Forcing XP Pro to install onto a particular drive

S

SteveH

Hello

At the moment, if I go to my normal Home edition, then My Computer | Manage,
I can see, in Disk Management, the two disks (both healthy). One (C drive)
contains my Home edition and, at the moment, the other new one is formatted
but empty. Both are NTFS.

Similarly, in My Computer, I can see my CD drive etc plus two hard drives,
the one which holds Windows Home and the other is empty.

In the BIOS, I can see Primary drive (Maxtor HDD 0) and Secondary drive
Hitachi, also HDD 0 and both set to Auto.

I now wish to install XP Pro on my new secondary (F) drive. I have tried to
force Win XP Pro onto this new drive by removing the cables from my C drive
and attaching only my new F drive so that the installation process can only
see my new drive, but I get an 'NTDLR is missing' message at startup.

The reason I do not simply allow Win XP Pro to run and install is that I am
not asked which Physical Hard Disc Drive you wish to install XP onto, and I
am concerned it will overwrite my Home edition.

What else might I try to ensure XP Pro sits neatly in its own drive and
averts any possibility of overwriting my XP Home edition?

Many thanks again for any help.

Steve
 
J

Jim

SteveH said:
Hello

At the moment, if I go to my normal Home edition, then My Computer |
Manage,
I can see, in Disk Management, the two disks (both healthy). One (C drive)
contains my Home edition and, at the moment, the other new one is
formatted
but empty. Both are NTFS.

Similarly, in My Computer, I can see my CD drive etc plus two hard drives,
the one which holds Windows Home and the other is empty.

In the BIOS, I can see Primary drive (Maxtor HDD 0) and Secondary drive
Hitachi, also HDD 0 and both set to Auto.

I now wish to install XP Pro on my new secondary (F) drive. I have tried
to
force Win XP Pro onto this new drive by removing the cables from my C
drive
and attaching only my new F drive so that the installation process can
only
see my new drive, but I get an 'NTDLR is missing' message at startup.

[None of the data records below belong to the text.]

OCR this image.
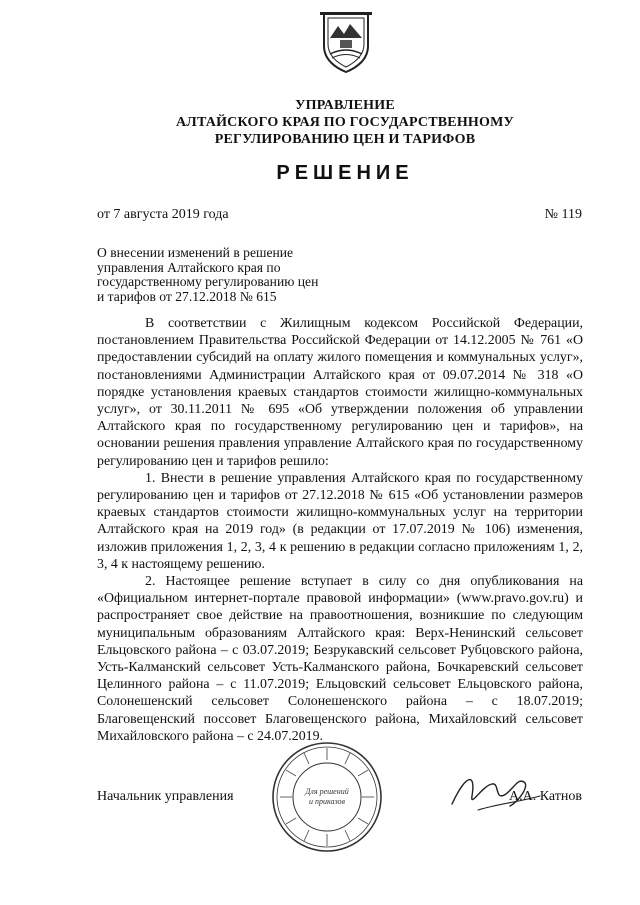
УПРАВЛЕНИЕ
АЛТАЙСКОГО КРАЯ ПО ГОСУДАРСТВЕННОМУ
РЕГУЛИРОВАНИЮ ЦЕН И ТАРИФОВ
РЕШЕНИЕ
от 7 августа 2019 года	№ 119
О внесении изменений в решение
управления Алтайского края по
государственному регулированию цен
и тарифов от 27.12.2018 № 615

В соответствии с Жилищным кодексом Российской Федерации, постановлением Правительства Российской Федерации от 14.12.2005 № 761 «О предоставлении субсидий на оплату жилого помещения и коммунальных услуг», постановлениями Администрации Алтайского края от 09.07.2014 № 318 «О порядке установления краевых стандартов стоимости жилищно-коммунальных услуг», от 30.11.2011 № 695 «Об утверждении положения об управлении Алтайского края по государственному регулированию цен и тарифов», на основании решения правления управление Алтайского края по государственному регулированию цен и тарифов решило:

1. Внести в решение управления Алтайского края по государственному регулированию цен и тарифов от 27.12.2018 № 615 «Об установлении размеров краевых стандартов стоимости жилищно-коммунальных услуг на территории Алтайского края на 2019 год» (в редакции от 17.07.2019 № 106) изменения, изложив приложения 1, 2, 3, 4 к решению в редакции согласно приложениям 1, 2, 3, 4 к настоящему решению.

2. Настоящее решение вступает в силу со дня опубликования на «Официальном интернет-портале правовой информации» (www.pravo.gov.ru) и распространяет свое действие на правоотношения, возникшие по следующим муниципальным образованиям Алтайского края: Верх-Ненинский сельсовет Ельцовского района – с 03.07.2019; Безрукавский сельсовет Рубцовского района, Усть-Калманский сельсовет Усть-Калманского района, Бочкаревский сельсовет Целинного района – с 11.07.2019; Ельцовский сельсовет Ельцовского района, Солонешенский сельсовет Солонешенского района – с 18.07.2019; Благовещенский поссовет Благовещенского района, Михайловский сельсовет Михайловского района – с 24.07.2019.

Начальник управления	Для решений
и приказов	А.А. Катнов
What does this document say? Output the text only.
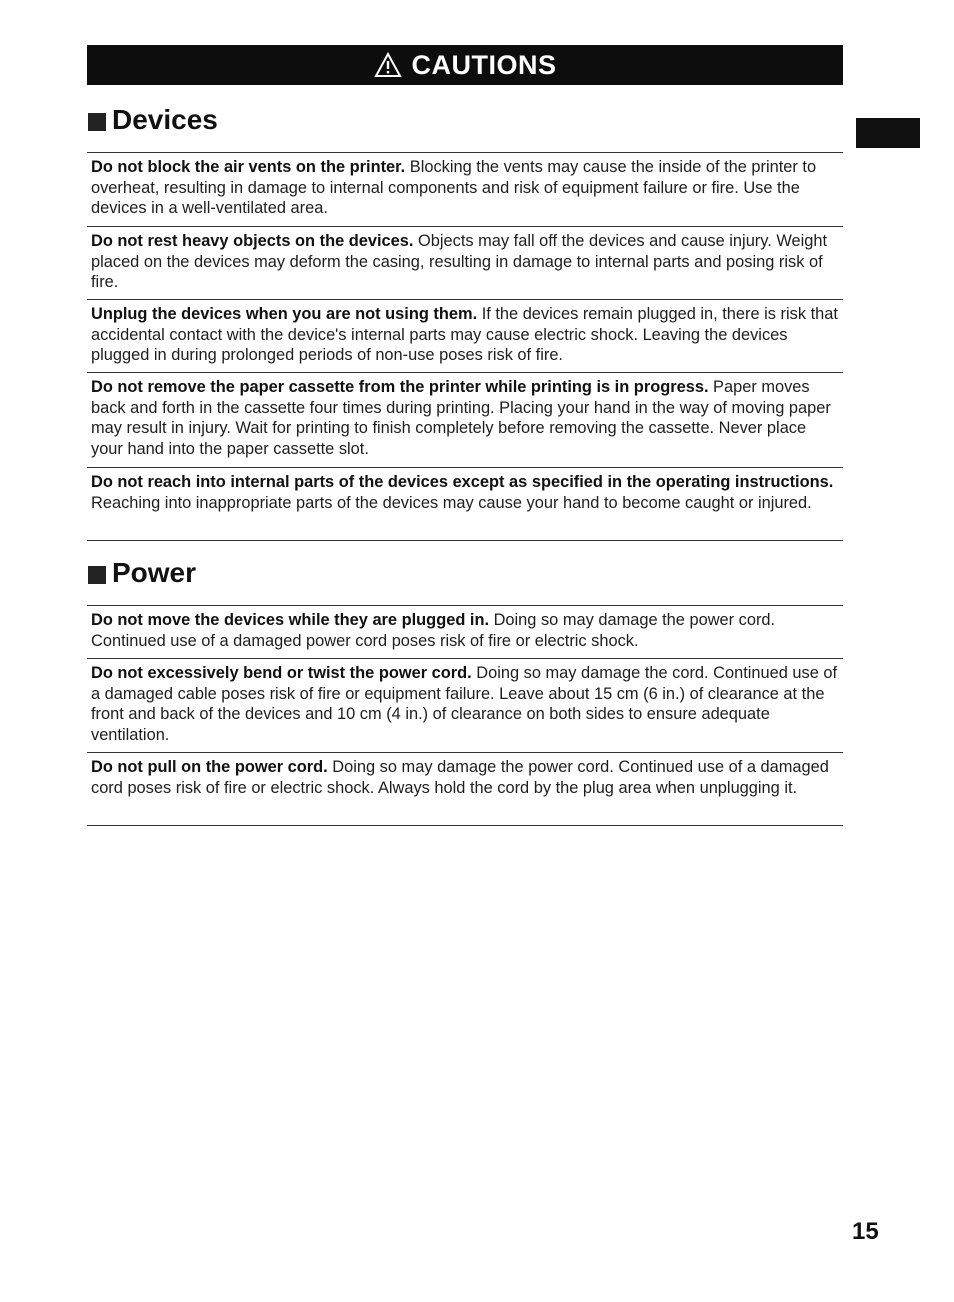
CAUTIONS
Devices
Do not block the air vents on the printer. Blocking the vents may cause the inside of the printer to overheat, resulting in damage to internal components and risk of equipment failure or fire. Use the devices in a well-ventilated area.
Do not rest heavy objects on the devices. Objects may fall off the devices and cause injury. Weight placed on the devices may deform the casing, resulting in damage to internal parts and posing risk of fire.
Unplug the devices when you are not using them. If the devices remain plugged in, there is risk that accidental contact with the device's internal parts may cause electric shock. Leaving the devices plugged in during prolonged periods of non-use poses risk of fire.
Do not remove the paper cassette from the printer while printing is in progress. Paper moves back and forth in the cassette four times during printing. Placing your hand in the way of moving paper may result in injury. Wait for printing to finish completely before removing the cassette. Never place your hand into the paper cassette slot.
Do not reach into internal parts of the devices except as specified in the operating instructions. Reaching into inappropriate parts of the devices may cause your hand to become caught or injured.
Power
Do not move the devices while they are plugged in. Doing so may damage the power cord. Continued use of a damaged power cord poses risk of fire or electric shock.
Do not excessively bend or twist the power cord. Doing so may damage the cord. Continued use of a damaged cable poses risk of fire or equipment failure. Leave about 15 cm (6 in.) of clearance at the front and back of the devices and 10 cm (4 in.) of clearance on both sides to ensure adequate ventilation.
Do not pull on the power cord. Doing so may damage the power cord. Continued use of a damaged cord poses risk of fire or electric shock. Always hold the cord by the plug area when unplugging it.
15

The reason I do not simply allow Win XP Pro to run and install is that I
am
not asked which Physical Hard Disc Drive you wish to install XP onto, and
I
am concerned it will overwrite my Home edition.

What else might I try to ensure XP Pro sits neatly in its own drive and
averts any possibility of overwriting my XP Home edition?

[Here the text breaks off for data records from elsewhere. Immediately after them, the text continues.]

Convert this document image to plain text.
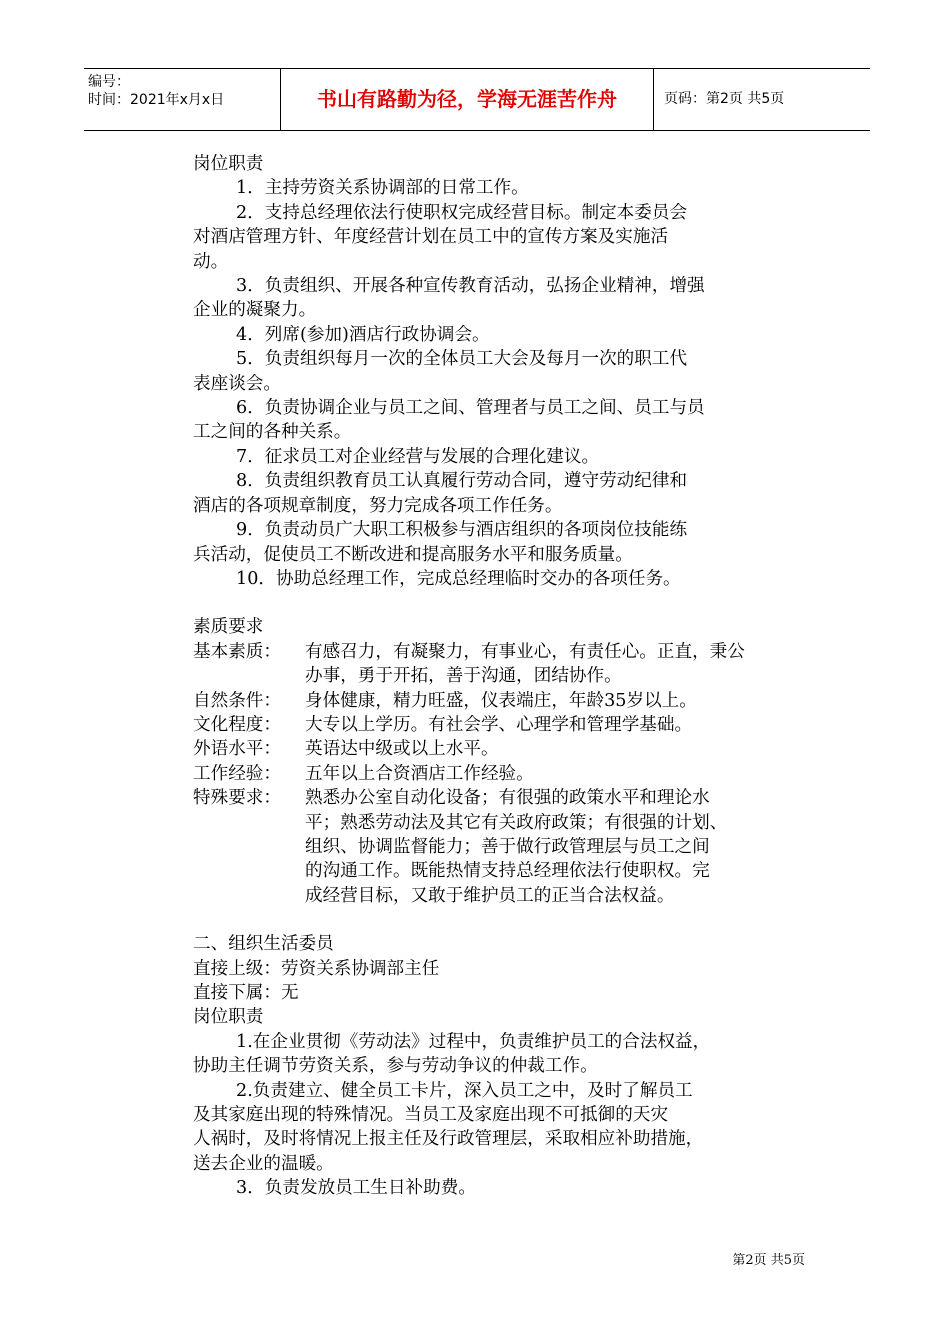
编号：
时间：2021年x月x日	书山有路勤为径，学海无涯苦作舟	页码：第2页 共5页

岗位职责

1．主持劳资关系协调部的日常工作。

2．支持总经理依法行使职权完成经营目标。制定本委员会

对酒店管理方针、年度经营计划在员工中的宣传方案及实施活

动。

3．负责组织、开展各种宣传教育活动，弘扬企业精神，增强

企业的凝聚力。

4．列席(参加)酒店行政协调会。

5．负责组织每月一次的全体员工大会及每月一次的职工代

表座谈会。

6．负责协调企业与员工之间、管理者与员工之间、员工与员

工之间的各种关系。

7．征求员工对企业经营与发展的合理化建议。

8．负责组织教育员工认真履行劳动合同，遵守劳动纪律和

酒店的各项规章制度，努力完成各项工作任务。

9．负责动员广大职工积极参与酒店组织的各项岗位技能练

兵活动，促使员工不断改进和提高服务水平和服务质量。

10．协助总经理工作，完成总经理临时交办的各项任务。

素质要求

基本素质：	有感召力，有凝聚力，有事业心，有责任心。正直，秉公

办事，勇于开拓，善于沟通，团结协作。

自然条件：	身体健康，精力旺盛，仪表端庄，年龄35岁以上。
文化程度：	大专以上学历。有社会学、心理学和管理学基础。
外语水平：	英语达中级或以上水平。
工作经验：	五年以上合资酒店工作经验。
特殊要求：	熟悉办公室自动化设备；有很强的政策水平和理论水

平；熟悉劳动法及其它有关政府政策；有很强的计划、

组织、协调监督能力；善于做行政管理层与员工之间

的沟通工作。既能热情支持总经理依法行使职权。完

成经营目标，又敢于维护员工的正当合法权益。

二、组织生活委员

直接上级：劳资关系协调部主任

直接下属：无

岗位职责

1.在企业贯彻《劳动法》过程中，负责维护员工的合法权益，

协助主任调节劳资关系，参与劳动争议的仲裁工作。

2.负责建立、健全员工卡片，深入员工之中，及时了解员工

及其家庭出现的特殊情况。当员工及家庭出现不可抵御的天灾

人祸时，及时将情况上报主任及行政管理层，采取相应补助措施，

送去企业的温暖。

3．负责发放员工生日补助费。

第2页 共5页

Many thanks again for any help.

Steve
During installation, connect the drive that you wish to use in the master
position.
Disconnect all other drives.
Jim
 
M

Michael W. Ryder

Jim said:
During installation, connect the drive that you wish to use in the master
position.
Disconnect all other drives.
Jim
It's been far too long since I installed XP on a different partition
than C: but I don't think I had to disconnect anything. I just selected
the desired partition during the install and everything worked fine. I
think disconnecting other drives is why the OP's install did not work.
I put the boot partition on the current C: drive which was on the wrong
drive after reinstalling the other drives. hdisk0 became hdisk1 after
the old drive was connected.
 
J

Jim

Michael W. Ryder said:
It's been far too long since I installed XP on a different partition than
C: but I don't think I had to disconnect anything. I just selected the
desired partition during the install and everything worked fine. I think
disconnecting other drives is why the OP's install did not work. I put the
boot partition on the current C: drive which was on the wrong drive after
reinstalling the other drives. hdisk0 became hdisk1 after the old drive
was connected.
I told him to install XP so as to make certain that the disk he wants to use
is the only one available.
Most of the time, the installation proceeds as you stated, but there is
always to odd time.
Jim
 
M

Michael W. Ryder

Jim said:
I told him to install XP so as to make certain that the disk he wants to use
is the only one available.
Most of the time, the installation proceeds as you stated, but there is
always to odd time.
Jim
I just don't think that will work for what he is trying to do. He wants
to have C: with XP Home and F: with XP Pro. Somewhere he is going to
have to edit the boot.ini file so that both options are available.
 
A

Anteaus

I sould suggest using a bootmanager such as xosl. Then, your selected boot
partition becomes the C: drive. A much better way to work.